Nor burn we now with brown and smoky flames, but bright
Until our sacrifice is done,
(By which not we, but You are known)
And then, returning to our Father, one by one,
Give back our lives like wise and waxen lights.

And what is the sacrificial work we are called to?
Where do we direct our light?  Our energy?
For what purposes do we expend the wax of our lives?
Our own sweet being?

Each of us answers that question in our own way,
and have commitments to family and friends,
to careers and avocations,
to joys and precious pursuits.

But there is a particular challenge in this feast,
in these readings,
to be light not just for a local household,
or some close circle of compadres,
but as a community, as a church,
to be a light to the nations.

Before Mary and Joseph and the child Jesus
could enter the inner temple in Jerusalem
with its Court of the Women,
its Court of the Israelites,
and the exclusive Court of the Priests
leading to the Temple’s Holy of Holies,

they had to pass through the largest section of that Temple,
the outer court of the Gentiles,
an expansive place calculated to encompass 35 acres
open to anyone – and thus the “unholiest” place
in this sacred realm.

You and I metaphorically live in the court of the Gentiles,
in schools and malls, neighborhoods and workplaces,
a place many consider unholy,

populated by folk who increasingly
don’t look like us … 
don’t believe like us … 
don’t vote like us … 
don’t think like us …

Some assume our growing diversity is implicit permission 
to denigrate … 
to oppress … 
to exclude … 
to announce the ungodliness of others,

though each is a child of God,
and this good earth – this global court of the Gentiles,
from its foundations, was proclaimed in Genesis
to be “good” in the eyes of our creative God.

This unexpected feast thus carries an unexpected revelation,
an invitation into the court of the Gentiles,
into baptismal purification before the Lord,
and the nations of the world,

an immersion into the Christ-light
that disallows any casting of shadows on the other,
any “light hording,”
in a world darkened with greed and division,
any gloom-mongering in a world eager for the dawn,

and instead invites us 
to present ourselves humbly before the Lord,
new prophets like Simeon and Anna,
like God’s own mother, Mary,

allowing his presence to burn brightly before all people,
that they might know that he is God
and we are his … 
through Christ our Lord. 


  1. This Feast turned up on our own Lectionary for the Lutheran Service Book, as well. I am the guest preacher at a local parish in my city and find your insights very helpful and many of your points and insights will be found in my own sermon.

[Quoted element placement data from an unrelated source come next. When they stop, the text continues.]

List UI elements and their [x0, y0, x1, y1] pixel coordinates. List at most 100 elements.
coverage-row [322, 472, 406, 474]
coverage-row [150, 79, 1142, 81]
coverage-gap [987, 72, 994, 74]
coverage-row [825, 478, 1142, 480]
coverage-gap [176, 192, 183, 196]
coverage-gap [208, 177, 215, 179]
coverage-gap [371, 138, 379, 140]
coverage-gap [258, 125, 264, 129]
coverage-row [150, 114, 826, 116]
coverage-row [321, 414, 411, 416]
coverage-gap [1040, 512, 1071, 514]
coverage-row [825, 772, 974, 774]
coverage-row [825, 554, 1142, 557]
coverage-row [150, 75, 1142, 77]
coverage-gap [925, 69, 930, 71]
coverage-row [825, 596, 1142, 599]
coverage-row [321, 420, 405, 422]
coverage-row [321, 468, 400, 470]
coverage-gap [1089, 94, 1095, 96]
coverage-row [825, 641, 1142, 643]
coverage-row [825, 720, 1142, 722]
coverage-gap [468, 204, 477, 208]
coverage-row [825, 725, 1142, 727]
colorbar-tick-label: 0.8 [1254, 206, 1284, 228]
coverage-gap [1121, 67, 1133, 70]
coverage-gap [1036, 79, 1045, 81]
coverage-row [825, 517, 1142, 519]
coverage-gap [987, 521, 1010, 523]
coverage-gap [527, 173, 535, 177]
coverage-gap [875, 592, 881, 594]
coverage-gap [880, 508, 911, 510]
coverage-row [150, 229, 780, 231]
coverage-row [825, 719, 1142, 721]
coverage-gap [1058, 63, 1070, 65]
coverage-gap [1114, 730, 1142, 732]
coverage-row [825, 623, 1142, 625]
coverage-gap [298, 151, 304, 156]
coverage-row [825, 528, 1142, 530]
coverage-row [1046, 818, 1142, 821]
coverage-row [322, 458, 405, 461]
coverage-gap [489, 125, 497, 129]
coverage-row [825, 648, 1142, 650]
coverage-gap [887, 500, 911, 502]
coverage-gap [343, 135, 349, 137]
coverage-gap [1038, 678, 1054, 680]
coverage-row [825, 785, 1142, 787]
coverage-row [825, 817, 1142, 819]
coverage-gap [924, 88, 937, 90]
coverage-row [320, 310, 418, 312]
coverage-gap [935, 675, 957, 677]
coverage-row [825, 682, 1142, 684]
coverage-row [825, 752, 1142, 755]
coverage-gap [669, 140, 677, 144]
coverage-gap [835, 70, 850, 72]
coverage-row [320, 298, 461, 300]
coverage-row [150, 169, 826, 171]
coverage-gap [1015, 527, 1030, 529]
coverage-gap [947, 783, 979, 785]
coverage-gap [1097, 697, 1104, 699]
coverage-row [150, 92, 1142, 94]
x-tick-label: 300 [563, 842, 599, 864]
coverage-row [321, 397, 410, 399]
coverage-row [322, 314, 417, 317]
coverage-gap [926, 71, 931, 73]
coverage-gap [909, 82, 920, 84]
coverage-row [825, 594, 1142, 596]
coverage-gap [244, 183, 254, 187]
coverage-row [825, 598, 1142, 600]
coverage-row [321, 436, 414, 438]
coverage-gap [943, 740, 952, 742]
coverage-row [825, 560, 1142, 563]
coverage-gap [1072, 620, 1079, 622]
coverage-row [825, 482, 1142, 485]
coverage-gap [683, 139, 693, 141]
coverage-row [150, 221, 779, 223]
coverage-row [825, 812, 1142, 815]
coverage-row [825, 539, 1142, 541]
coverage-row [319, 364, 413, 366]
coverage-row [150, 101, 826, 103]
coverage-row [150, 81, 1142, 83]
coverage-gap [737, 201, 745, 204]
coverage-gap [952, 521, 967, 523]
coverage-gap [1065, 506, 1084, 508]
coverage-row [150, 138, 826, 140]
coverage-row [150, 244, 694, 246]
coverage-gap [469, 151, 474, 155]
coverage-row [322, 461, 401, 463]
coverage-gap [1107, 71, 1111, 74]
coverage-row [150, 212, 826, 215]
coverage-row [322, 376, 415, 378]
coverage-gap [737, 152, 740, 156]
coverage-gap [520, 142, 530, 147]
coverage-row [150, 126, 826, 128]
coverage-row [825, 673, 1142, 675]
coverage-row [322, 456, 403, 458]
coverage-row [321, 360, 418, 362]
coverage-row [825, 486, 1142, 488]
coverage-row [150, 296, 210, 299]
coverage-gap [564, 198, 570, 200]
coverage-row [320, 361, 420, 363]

  2. Feb. 2 on a Sunday happens, I think, every six years. What is unfortunate is that the proclamation of the Beatitudes from Mt’s gospel (it seems to happen most often in Year A) is omitted.

    1. Sometimes 11 years. Each 28 year solar cycle in the calendar, there’s a pattern of 6-5-6-11 (or 5-6-11-6, 6-11-6-5, et cet.), and then the oddity of century years not divisible by 400. (The extra short 5 year repeat is due to including 2 leap years, the 11 year gap involves a skip cause by a leap year.)

      This year being a leap year, Feb 2nd occurs on Sunday, but the observances that would ordinarily also displace Sundays in Ordinary Time (SS Peter & Paul, Exaltation of the Holy Cross, All Souls (but All Saints will), and the Dedication of the Lateran) will not because of leap year. This pattern last happened 28 years ago, in 1992, and will, God willing, recur in 2048.